The sporadic or non-African type is found in regions where malaria is not HALOENDEMIC. It is also not associated with Epstein –Barr virus and the jaw is not a common site for the lesion. It is mainly an abdominal malignancy. The immunodeficiency associated Burkitt’s lymphoma is commonly linked to the human immunodeficiency virus (HIV) infection and could actually be the initial manifestation of Acquired Immunodeficiency Syndrome (AIDS) if the diagnosis was missed earlier. This can also occur in a patient who had organ transplant and on immunosuppressive drugs intended to prevent rejection.
The diagnosis of Burkitt’s lymphoma usually does not pose much of a challenge. In the very early stage, the onus usually is at the doorstep of the dentist and the maxillofacial surgeon. The first thing that he may notice on the patient being sent to him is the scattering or rather derangement of the teeth in x-rays of the jaw and oral cavity. This is often described as dental anarchy. In a lot of cases, this may be diagnostic. But the real clincher is the appearance of stained slide during histological examination.

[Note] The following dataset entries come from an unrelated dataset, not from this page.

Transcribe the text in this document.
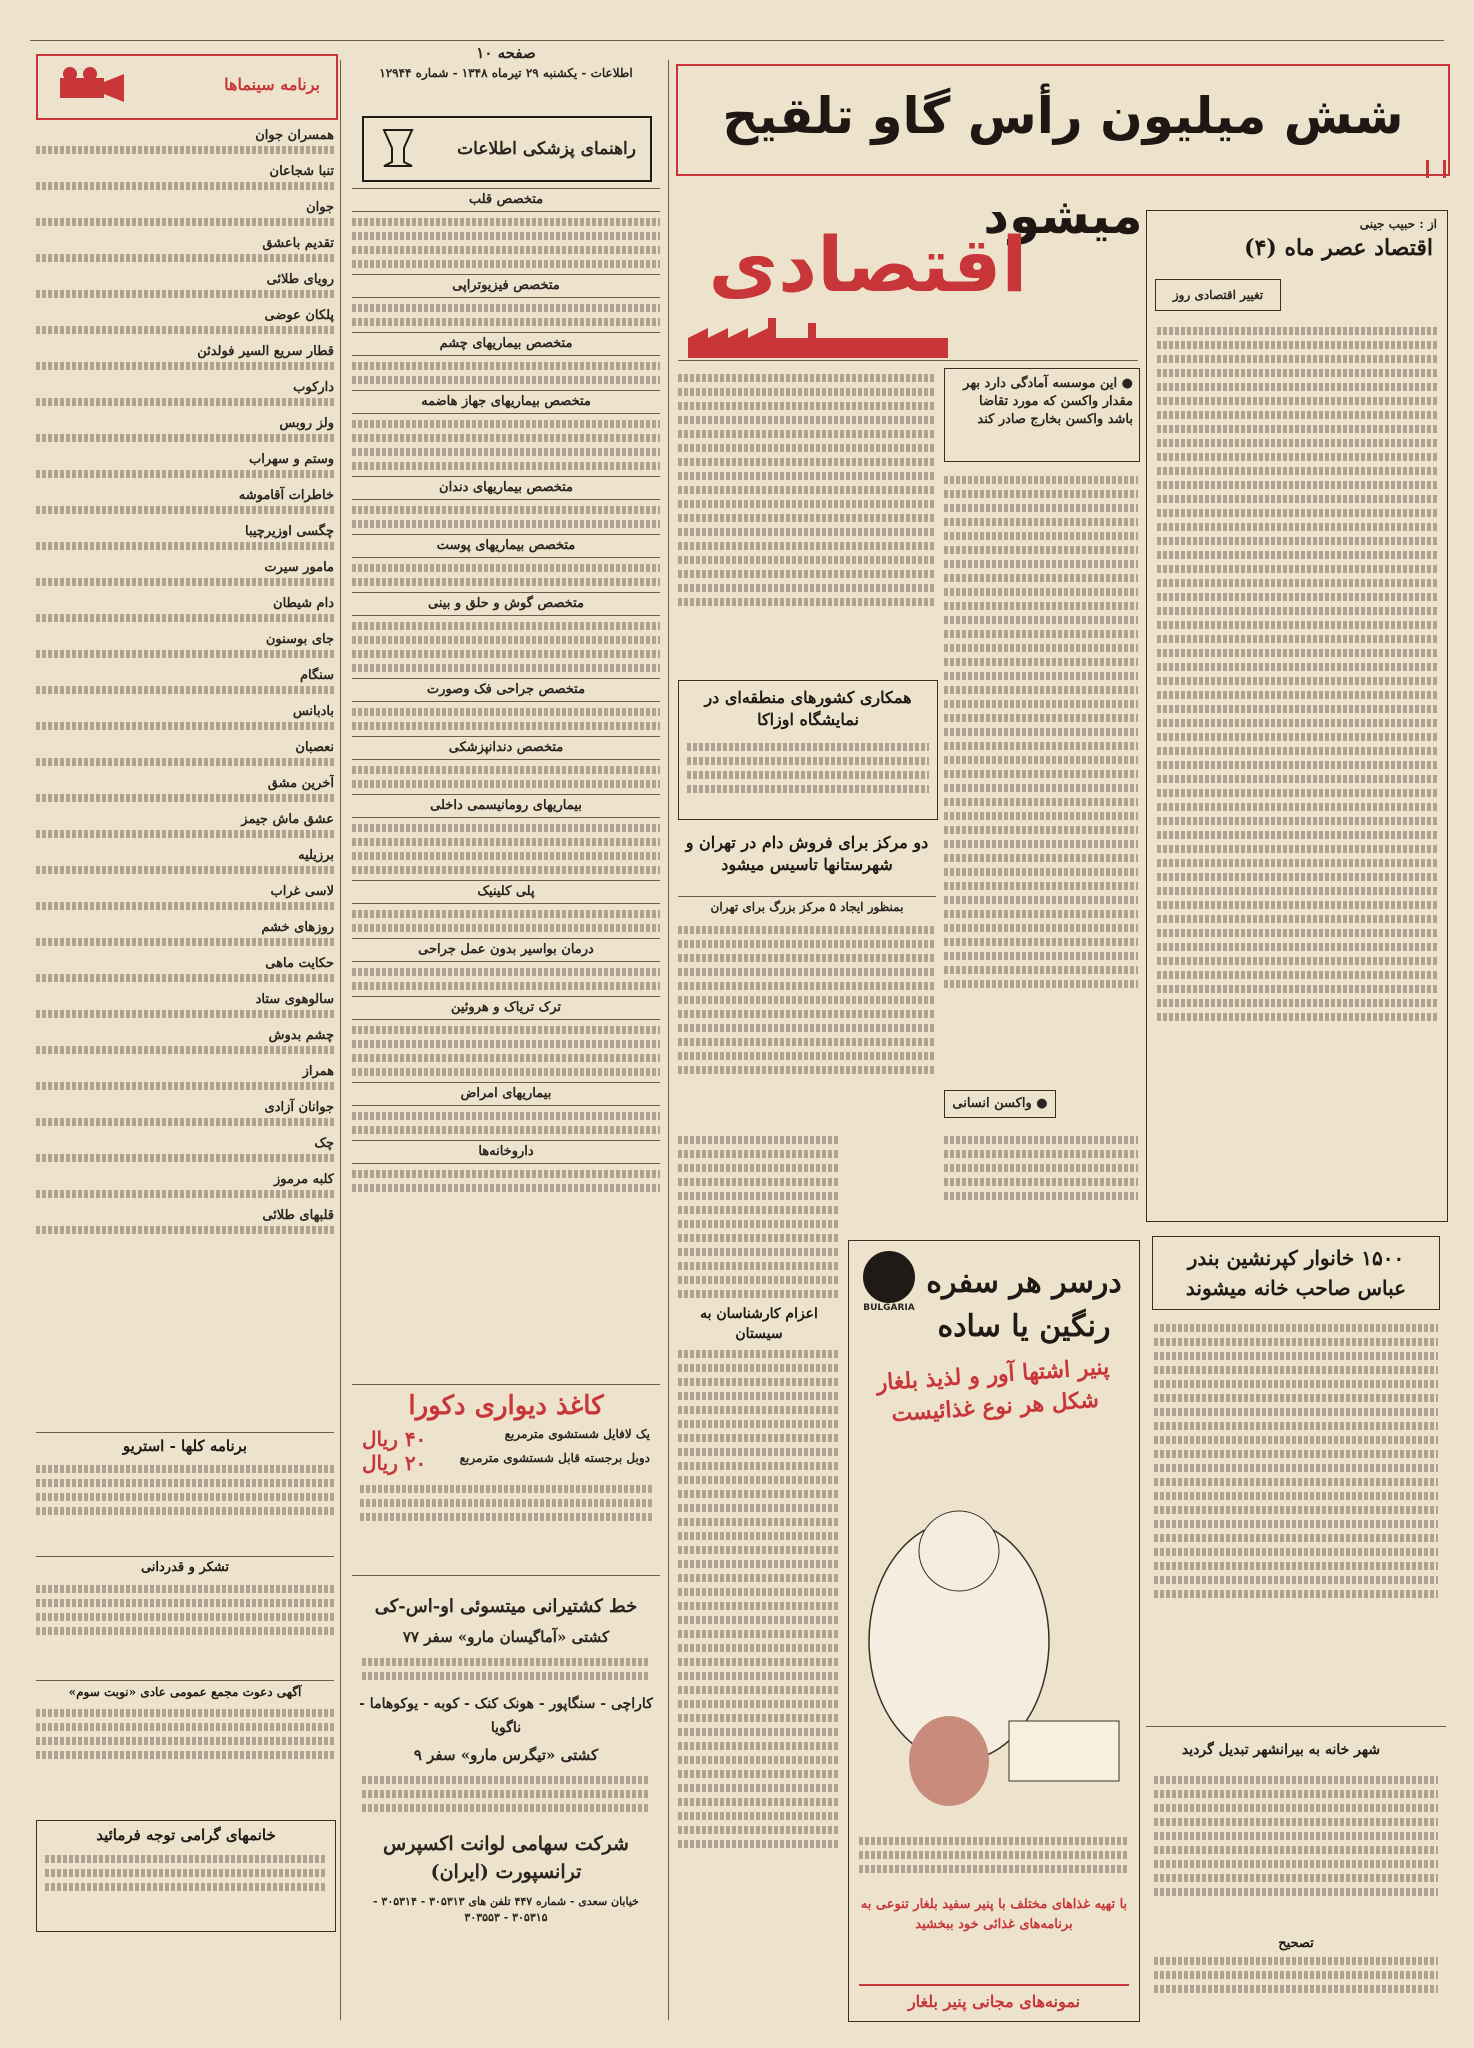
شش میلیون رأس گاو تلقیح میشود	از : حبیب جینی
اقتصاد عصر ماه (۴)
تغییر اقتصادی روز
اقتصادی
● این موسسه آمادگی دارد بهر مقدار واکسن که مورد تقاضا باشد واکسن بخارج صادر کند
● واکسن انسانی
همکاری کشورهای منطقه‌ای در نمایشگاه اوزاکا
دو مرکز برای فروش دام در تهران و شهرستانها تاسیس میشود
بمنظور ایجاد ۵ مرکز بزرگ برای تهران
اعزام کارشناسان به سیستان
۱۵۰۰ خانوار کپرنشین بندر عباس صاحب خانه میشوند
شهر خانه به بیرانشهر تبدیل گردید
تصحیح
BULGARIA
درسر هر سفره رنگین یا ساده
پنیر اشتها آور و لذیذ بلغار شکل هر نوع غذائیست
با تهیه غذاهای مختلف با پنیر سفید بلغار تنوعی به برنامه‌های غذائی خود ببخشید
نمونه‌های مجانی پنیر بلغار
صفحه ۱۰
اطلاعات - یکشنبه ۲۹ تیرماه ۱۳۴۸ - شماره ۱۲۹۴۴
راهنمای پزشکی اطلاعات
متخصص قلب
متخصص فیزیوتراپی
متخصص بیماریهای چشم
متخصص بیماریهای جهاز هاضمه
متخصص بیماریهای دندان
متخصص بیماریهای پوست
متخصص گوش و حلق و بینی
متخصص جراحی فک وصورت
متخصص دندانپزشکی
بیماریهای رومانیسمی داخلی
پلی کلینیک
درمان بواسیر بدون عمل جراحی
ترک تریاک و هروئین
بیماریهای امراض
داروخانه‌ها
کاغذ دیواری دکورا
یک لافایل شستشوی مترمربع
۴۰ ریال
دوبل برجسته قابل شستشوی مترمربع
۲۰ ریال
خط کشتیرانی میتسوئی او-اس-کی
کشتی «آماگیسان مارو» سفر ۷۷
کاراچی - سنگاپور - هونک کنک - کوبه - یوکوهاما - ناگویا
کشتی «تیگرس مارو» سفر ۹
شرکت سهامی لوانت اکسپرس ترانسپورت (ایران)
خیابان سعدی - شماره ۴۴۷ تلفن های ۳۰۵۳۱۳ - ۳۰۵۳۱۴ - ۳۰۵۳۱۵ - ۳۰۳۵۵۳
برنامه سینماها
همسران جوان
تنبا شجاعان
جوان
تقدیم باعشق
رویای طلائی
پلکان عوضی
قطار سریع السیر فولدئن
دارکوب
ولز روبس
وستم و سهراب
خاطرات آقاموشه
چگسی اوزیرچیبا
مامور سیرت
دام شیطان
جای بوسنون
سنگام
بادبانس
نعصبان
آخرین مشق
عشق ماش جیمز
برزیلیه
لاسی غراب
روزهای خشم
حکایت ماهی
سالوهوی ستاد
چشم بدوش
همراز
جوانان آزادی
چک
کلبه مرموز
قلبهای طلائی
برنامه کلها - استریو
تشکر و قدردانی
آگهی دعوت مجمع عمومی عادی «نوبت سوم»
خانمهای گرامی توجه فرمائید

Under low power microscopy, the background field is populated with medium sized lymphocytes with features in keeping with rapid cell division and degeneration. The lymphocytes are stained blue.
This background is interspaced with large phagocytes cells known as MACROPHAGES containing engulfed tumour cells. Their appearance is almost colourless; and when viewed from a distance gives an impression of a blue sky with stars, hence the description ‘starry sky’ appearance. At this stage in most cases, the evidence of malignancy and distant spread known as metastasis are usually pronounced
The response to anti-cancer drugs in itself can be diagnostic. Rapidly growing tumours respond faster to chemotherapy than slow growing lymphomas. In remote areas where standard laboratories are not available, therapeutic trials have proved useful even in confirming the diagnosis of Burkitt’s where there is a high index of suspicion. Following this good response to drugs, three core factors must always be at the back of the minds of caregivers: the nutritional status, sepsis and above all what is often referred to as tumour lysis syndrome. Simply put, when cells are rapidly destroyed, some of the ions that are normally intracellular (domiciled inside the cells) like POTASSIUM and other bi-products of cell degradation are poured into the general system and can be hazardous if not rapidly excreted.
By and large, with efforts being made to roll back malaria and aggressive pursuant of prevention of mother to child transmission (PMTCT) of human immunodeficiency virus infection, the prevalence of Burkitt’s lymphoma is not as it was in the 70s and 80s of the last century. During that period if asked to classify lymphomas in this part of the world, a medical student would tell you; Burkitt’s and non-Burkitt and under non-Burkitt’s you had Hodgkin’s and non-Hodgkin lymphoma. In most textbooks that period it was the other way round. The story these days about Burkitt is not as gory as it used to be. Perhaps, Burkitt is gradually taking the back seat.